Le parole vanno trattate con cura e rispetto, vanno maneggiate con cautela e usare quelle giuste è fondamentale per costruire storie coinvolgenti.
Come gli ingredienti vanno scelti e dosati per creare la ricetta perfetta.
Una cosa è dire “brutto”.
Ben diverso è utilizzare: spiacevole, ignobile, rivoltante, nauseabondo, mostruoso, laido, meschino, debole, vile, asimmetrico, schifoso, osceno, spaventoso, rozzo, insulso, inguardabile, improponibile, abominevole, indecente…
E il suo esatto contrario: la parola “bello”?
Sembra una parola facile, familiare, eppure nasconde insospettabili insidie.
Del bello, infatti si possono dare, infinite declinazioni, che creano paesaggi emozionali completamente diversi.
Bello è ciò che è gradevole esteticamente, perché armonioso o sensuale; bello è anche ciò che ci attrar, soggettivamente, perché piacevole e allegro; bello è ciò che è notevole e ingente (come “una bella somma”) e spesso si sovrappone e non è possibile distinguerlo semanticamente da ciò che è buono.
Gianni Rodari, in Grammatica della Fantasia. Introduzione all’arte di inventare storie (Einaudi 1974), scrive:
“La singola parola (gettata lì a caso, con la sua forza evocativa di immagini, ricordi, fantasie, personaggi, avvenimenti del passato…) agisce solo quando ne incontra una seconda che la provoca, la costringe ad uscire dai binari dell’abitudine,a scoprire nuove capacità di significato. Una storia può nascere solo da un binomio fantastico.”
E allora, per sperimentare nuovi percorsi narrativi, possiamo iniziare ad accostare parole lontanissime tra loro, dal punto di vista semantico.
Un corto circuito di idee che crea qualcosa di nuovo, di inaspettato, di attrattivo.

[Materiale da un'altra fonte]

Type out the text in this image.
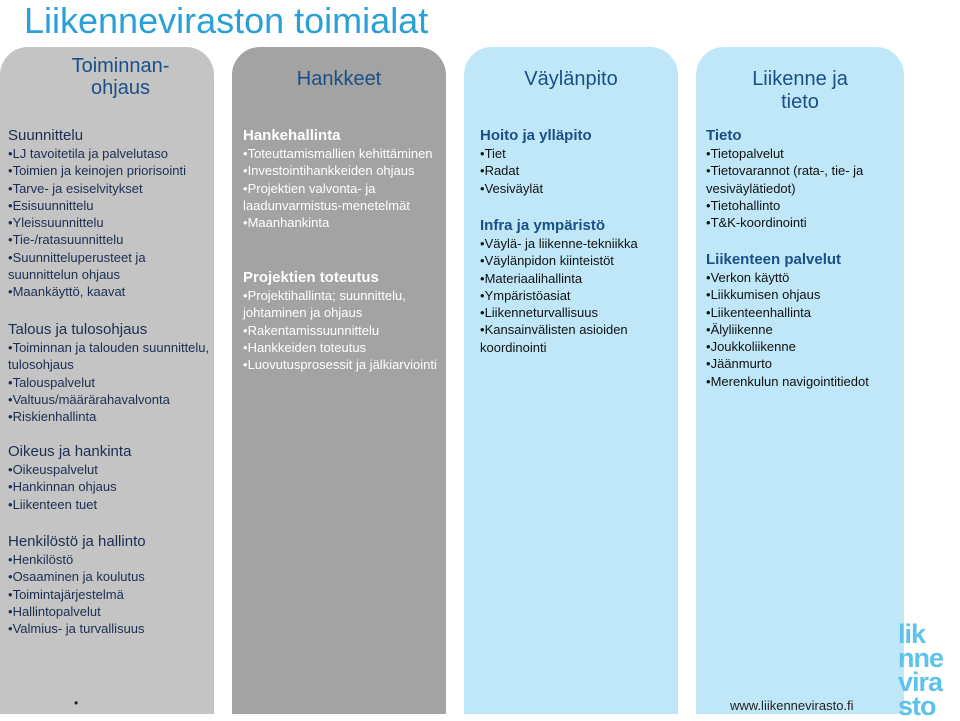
Liikenneviraston toimialat
Toiminnan-
ohjaus	Hankkeet	Väylänpito	Liikenne ja
tieto
Suunnittelu
•LJ tavoitetila ja palvelutaso
•Toimien ja keinojen priorisointi
•Tarve- ja esiselvitykset
•Esisuunnittelu
•Yleissuunnittelu
•Tie-/ratasuunnittelu
•Suunnitteluperusteet ja suunnittelun ohjaus
•Maankäyttö, kaavat
Talous ja tulosohjaus
•Toiminnan ja talouden suunnittelu, tulosohjaus
•Talouspalvelut
•Valtuus/määrärahavalvonta
•Riskienhallinta
Oikeus ja hankinta
•Oikeuspalvelut
•Hankinnan ohjaus
•Liikenteen tuet
Henkilöstö ja hallinto
•Henkilöstö
•Osaaminen ja koulutus
•Toimintajärjestelmä
•Hallintopalvelut
•Valmius- ja turvallisuus
Hankehallinta
•Toteuttamismallien kehittäminen
•Investointihankkeiden ohjaus
•Projektien valvonta- ja laadunvarmistus-menetelmät
•Maanhankinta
Projektien toteutus
•Projektihallinta; suunnittelu, johtaminen ja ohjaus
•Rakentamissuunnittelu
•Hankkeiden toteutus
•Luovutusprosessit ja jälkiarviointi
Hoito ja ylläpito
•Tiet
•Radat
•Vesiväylät
Infra ja ympäristö
•Väylä- ja liikenne-tekniikka
•Väylänpidon kiinteistöt
•Materiaalihallinta
•Ympäristöasiat
•Liikenneturvallisuus
•Kansainvälisten asioiden koordinointi
Tieto
•Tietopalvelut
•Tietovarannot (rata-, tie- ja vesiväylätiedot)
•Tietohallinto
•T&K-koordinointi
Liikenteen palvelut
•Verkon käyttö
•Liikkumisen ohjaus
•Liikenteenhallinta
•Älyliikenne
•Joukkoliikenne
•Jäänmurto
•Merenkulun navigointitiedot
lik
nne
vira
sto
•	www.liikennevirasto.fi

Vediamo un esempio tratto da Storytelling for Dummies di Andrea Fontana (Hoepli, 2017)
Ecco nove parole, che non hanno alcun nesso tra loro:
- Televisione
- Anello
- Pioggia
- Gorilla
- Doccia
- Marinaio
- Cacciavite
- Fantasma
- Motocicletta
Scegliamone 3.
1, 7 e 6
L’ha sentito dalla televisione, mentre si lavava le mani in bagno. Anna Loiacono, un’anziana residente in via Melchiorre Gioia 47/B a Milano, è stata da poco trovata morta nella propria abitazione dal figlio. Sul corpo, numerose ferite da punta. Le sue mani sono pulite, ma il sangue dal cacciavite non va via, specie dalla base del manico. Lo sa, lo sa: aveva detto che non l’avrebbe fatto più, ma era una promessa da marinaio. Uccidere gli piace troppo.
1, 3, e 2
Avevo cinque anni, come fosse adesso. Mi rivedo in quel ricordo. Con la nonna e il nonno – che mi hanno cresciuto – a guardare la televisione. Fuori la pioggia accompagna la fine di un giorno di novembre. Dentro è calore, protezione, accoglienza, casa. È quel giorno che ho imparato ad amare.
Adesso ci sei tu, qui, di fronte a me. E questo anello che voglio darti come promessa del nostro destino. Perché ti amo.
Vediamo una terza microstoria e immaginiamoci anche come rappresentarla a livello visivo, prima su Facebook, poi con una Instagram Story.
5, 8, 9
Per me la doccia, come per molti altri della mia generazione, è un controluce in bianco e nero con un coltellaccio da cucina che appare all’improvviso.
Per chi è appassionato di cinema, la scena principale di Psycho di Alfred Hitchcock, è molto probabilmente rimasta indelebile, nella memoria.
In quell’albergo perso in mezzo alla campagna, come non pensare al famigerato Motel del film?
Almeno ero arrivata in motocicletta, il che segnava una netta differenza tra me e la protagonista del film, sul cui percorso di fuga dalla città, in automobile, le prime sequenze del film indugiavano a lungo.
Nonostante ciò, il fantasma di Norman Bates aleggiava su di me, non solo nella doccia, appunto, ma anche mentre dalla porta socchiusa, spiavo il cuoco, che armeggiava e faceva roteare lunghissimi coltelli. Innocentemente affettava la verdura con affascinante ed ipnotica maestria, per poi servirmi un minestrone il cui indescrivibile sapore mi faceva istantaneamente dimenticare le tinte cupe di Psycho, per proiettarmi nei toni accesi di un film in Technicolor.